Motivation and Application: This paper presents mm4Arm, a system that quantifies the performance of finger motion tracking for interactive applications using mmWave signals through a carefully designed simulation and measurement study. We considered using mmWave signal because FMCW-based radars are being used for ubiquitous applications in the areas of smart healthcare [4], sports analytics, AR/VR [17], autonomous driving [5], etc. Similar to the popular Google Soli platform [15], our main motivation is to enable wearable, mobile computing, and AR/VR applications where conventional touch interaction may be hard. Finger motion-based interfaces over the air are known to be a popular form of human-computer interaction [9, 14]. In contrast to Soli, which can only detect 11 predefined gestures, mm4Arm can perform arbitrary 3D motion tracking, thus allowing highly precise control.
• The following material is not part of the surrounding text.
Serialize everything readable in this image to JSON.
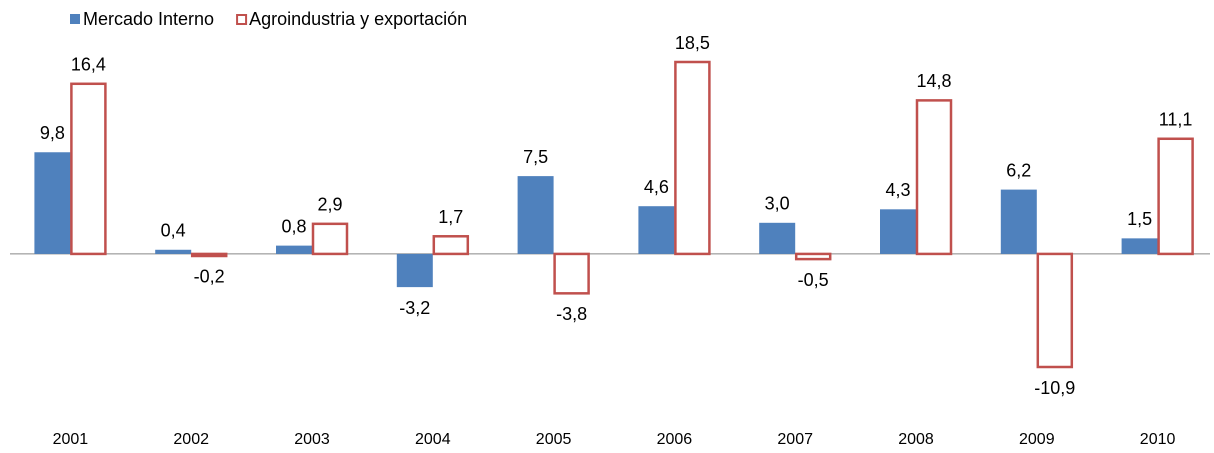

Decades of prior research have shown that such a finer control can enable rapid and fluid manipulation for highly intuitive interaction [16]. Therefore, regardless of the application, we focus on enabling the core motion tracking framework by solving the underlying challenges.
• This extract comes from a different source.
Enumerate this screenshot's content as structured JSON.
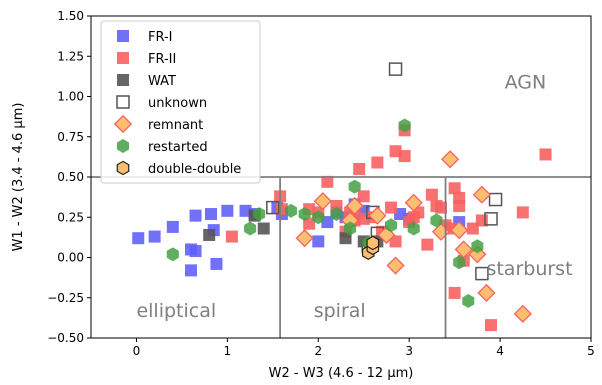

Tracking Fingers by Observing the ForeArm: In this paper, we not only focus on tracking the 3D finger motion using mmWave reflections, but based on observations via simulations and measurements, we also identify the underlying conditions that enable precise tracking. A critical observation is that the small size of fingers does not provide stable reflections to the level required for tracking. However, the data-driven analysis reveals that it is possible to indirectly track fingers by measuring reflections from the forearm. Finger motion activation involves neuro-muscular interactions, which induce minute muscular motions in the forearm. Such muscular motion produces vibrations in the forearm. Thanks to the short wavelength of mmWave signals, the phase measurements are extremely sensitive to small vibrations (up to 0.63 μm), thus opening up opportunities for precise motion tracking. Moreover, the forearm offers a rich texture and curvature and a much bigger surface for reflections, in contrast to the small size of fingers, which facilitates robust tracking. mm4Arm analyzes such forearm vibrations for 3D finger motion tracking.
We reiterate two critical observations made in this paper: (i) When 3D finger motion tracking is of interest in contrast to predefined gesture classification, the reflections obtained directly from fingers do not provide sufficient information. Very few reflections come back to the radar due to the small size of fingers and dominant specular reflections. A similar observation on specularity has been made earlier in the context of autonomous cars [6, 13]. (ii) Vibrations in the forearm during finger motion can capture rich information. Because of the large surface of the forearm and its curvature, the reflections are more stable and robust to natural variation in arm position, height, and orientation. This can be leveraged for 3D finger motion tracking.